Data Flow Diagrams for Build and Deployment Pipelines¶
Data Flow Diagrams (DFDs) are a standard threat modeling technique that visualizes how data moves through a system. For supply chains, DFDs should capture not just runtime data flows but the flows through build and deployment pipelines.
A supply chain DFD includes elements not found in traditional application DFDs:
External package sources represent registries, repositories, and other sources of dependencies. These are external entities outside your trust boundary that supply inputs to your build process.
Dependency resolution is a process that transforms dependency specifications (package.json, requirements.txt) into concrete packages. This process involves network requests to external sources, resolution algorithms that select versions, and caching that may serve previously-fetched content.
Build environments are execution contexts where source code is transformed into artifacts. These environments have access to source code, secrets, and network resources. They receive inputs from dependency resolution and produce outputs for deployment.
Artifact storage holds build outputs pending deployment. This may include container registries, artifact repositories, or cloud storage. Artifacts in storage may be signed, scanned, or otherwise verified before deployment proceeds.
Deployment pipelines move artifacts from storage to production environments.
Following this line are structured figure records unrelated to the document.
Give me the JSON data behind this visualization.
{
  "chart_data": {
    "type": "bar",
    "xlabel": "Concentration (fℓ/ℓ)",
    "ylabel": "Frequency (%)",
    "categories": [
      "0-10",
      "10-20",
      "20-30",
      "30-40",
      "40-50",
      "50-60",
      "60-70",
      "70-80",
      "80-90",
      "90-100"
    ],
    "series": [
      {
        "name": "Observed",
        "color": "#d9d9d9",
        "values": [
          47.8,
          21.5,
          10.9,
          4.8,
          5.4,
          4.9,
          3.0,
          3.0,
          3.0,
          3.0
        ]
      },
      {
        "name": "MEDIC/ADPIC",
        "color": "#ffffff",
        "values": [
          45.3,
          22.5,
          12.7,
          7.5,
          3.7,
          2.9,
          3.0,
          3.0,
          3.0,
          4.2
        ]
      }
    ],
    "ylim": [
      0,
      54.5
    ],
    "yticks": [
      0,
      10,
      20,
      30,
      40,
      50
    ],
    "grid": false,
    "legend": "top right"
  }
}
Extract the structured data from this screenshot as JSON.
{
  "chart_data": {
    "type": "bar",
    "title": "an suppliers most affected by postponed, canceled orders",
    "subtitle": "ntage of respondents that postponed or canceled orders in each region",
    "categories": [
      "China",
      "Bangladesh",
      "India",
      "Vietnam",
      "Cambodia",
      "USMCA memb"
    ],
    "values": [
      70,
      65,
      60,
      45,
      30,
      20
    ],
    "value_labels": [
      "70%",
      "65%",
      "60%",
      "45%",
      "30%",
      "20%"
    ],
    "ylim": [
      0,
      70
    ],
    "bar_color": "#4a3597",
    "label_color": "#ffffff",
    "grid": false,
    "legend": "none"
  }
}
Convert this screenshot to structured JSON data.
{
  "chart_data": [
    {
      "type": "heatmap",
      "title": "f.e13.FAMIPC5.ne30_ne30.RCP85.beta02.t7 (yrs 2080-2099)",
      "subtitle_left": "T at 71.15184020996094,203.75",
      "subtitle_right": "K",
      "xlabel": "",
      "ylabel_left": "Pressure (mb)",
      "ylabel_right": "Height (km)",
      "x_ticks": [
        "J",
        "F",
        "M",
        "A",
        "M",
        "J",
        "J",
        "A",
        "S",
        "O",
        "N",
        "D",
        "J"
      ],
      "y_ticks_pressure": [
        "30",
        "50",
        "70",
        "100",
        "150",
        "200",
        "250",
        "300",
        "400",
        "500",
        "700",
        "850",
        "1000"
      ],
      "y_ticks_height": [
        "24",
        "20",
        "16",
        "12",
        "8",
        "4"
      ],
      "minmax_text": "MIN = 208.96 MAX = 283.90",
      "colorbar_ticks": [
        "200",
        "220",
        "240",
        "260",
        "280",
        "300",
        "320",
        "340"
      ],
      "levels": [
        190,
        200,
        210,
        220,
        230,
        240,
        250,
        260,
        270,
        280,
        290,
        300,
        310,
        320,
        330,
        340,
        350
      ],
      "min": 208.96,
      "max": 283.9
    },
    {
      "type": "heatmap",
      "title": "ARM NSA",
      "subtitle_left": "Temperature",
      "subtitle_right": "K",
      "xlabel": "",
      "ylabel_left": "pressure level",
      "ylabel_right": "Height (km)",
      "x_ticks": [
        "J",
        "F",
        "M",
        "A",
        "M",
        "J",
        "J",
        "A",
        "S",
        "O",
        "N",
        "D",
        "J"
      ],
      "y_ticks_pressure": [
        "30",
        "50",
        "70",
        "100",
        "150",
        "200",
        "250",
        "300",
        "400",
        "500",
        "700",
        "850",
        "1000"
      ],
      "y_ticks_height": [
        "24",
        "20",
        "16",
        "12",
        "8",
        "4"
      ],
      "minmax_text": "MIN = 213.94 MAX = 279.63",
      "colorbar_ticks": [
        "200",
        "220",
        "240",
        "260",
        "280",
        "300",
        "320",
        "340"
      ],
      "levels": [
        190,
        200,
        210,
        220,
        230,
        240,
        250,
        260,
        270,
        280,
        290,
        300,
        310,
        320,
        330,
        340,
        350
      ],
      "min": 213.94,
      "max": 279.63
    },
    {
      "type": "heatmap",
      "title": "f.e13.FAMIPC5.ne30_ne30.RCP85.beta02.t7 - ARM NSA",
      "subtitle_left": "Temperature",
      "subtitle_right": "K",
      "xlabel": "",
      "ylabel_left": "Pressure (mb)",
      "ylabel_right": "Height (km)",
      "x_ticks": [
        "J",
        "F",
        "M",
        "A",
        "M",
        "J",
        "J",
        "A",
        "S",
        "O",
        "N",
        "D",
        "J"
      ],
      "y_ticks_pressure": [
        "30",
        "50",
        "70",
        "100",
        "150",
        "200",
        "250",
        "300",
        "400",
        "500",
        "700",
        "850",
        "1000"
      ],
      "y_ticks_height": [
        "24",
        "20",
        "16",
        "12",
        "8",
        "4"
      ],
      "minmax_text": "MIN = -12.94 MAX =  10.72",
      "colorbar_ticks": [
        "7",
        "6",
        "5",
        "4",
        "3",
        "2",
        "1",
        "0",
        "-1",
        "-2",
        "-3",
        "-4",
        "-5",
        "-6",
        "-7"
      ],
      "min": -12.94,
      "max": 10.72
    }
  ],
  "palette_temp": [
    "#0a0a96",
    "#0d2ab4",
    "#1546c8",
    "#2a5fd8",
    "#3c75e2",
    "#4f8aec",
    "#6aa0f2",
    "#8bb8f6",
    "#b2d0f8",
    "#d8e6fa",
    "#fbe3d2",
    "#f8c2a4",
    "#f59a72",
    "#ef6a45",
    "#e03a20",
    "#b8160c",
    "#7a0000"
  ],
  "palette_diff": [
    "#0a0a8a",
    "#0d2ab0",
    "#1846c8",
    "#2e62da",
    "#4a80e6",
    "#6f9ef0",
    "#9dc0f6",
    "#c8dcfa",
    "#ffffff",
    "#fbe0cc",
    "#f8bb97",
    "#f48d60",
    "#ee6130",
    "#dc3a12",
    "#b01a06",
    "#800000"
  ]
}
These pipelines make decisions about what to deploy, have access to production credentials, and determine what actually runs.
Each element in the DFD should be annotated with:
- What trust level applies (internal, partner, external, untrusted)
- What data crosses the element's boundaries
- What credentials or secrets the element has access to
- What verification occurs at boundary crossings
Microsoft's SDL threat modeling guidance and OWASP's threat modeling resources provide detailed instruction on creating and analyzing DFDs. The adaptation for supply chains involves extending these techniques to model the build and deployment flows that are typically out of scope for application-focused threat modeling.
Getting Started¶
For organizations new to supply chain threat modeling, we recommend beginning with a focused scope:
- Enumerate direct dependencies for a critical application or service
- Map the build pipeline from source commit to production deployment
- Identify trust boundaries at each point where external inputs enter the pipeline
- List assets that would be at risk if any component were compromised
- Apply STRIDE or similar framework to each trust boundary (covered in Section 4.2)
This initial exercise produces a foundation that can be expanded and refined. Subsequent sections in this chapter provide frameworks for systematic threat enumeration, risk prioritization, and practical application of threat modeling to dependency selection and pipeline security.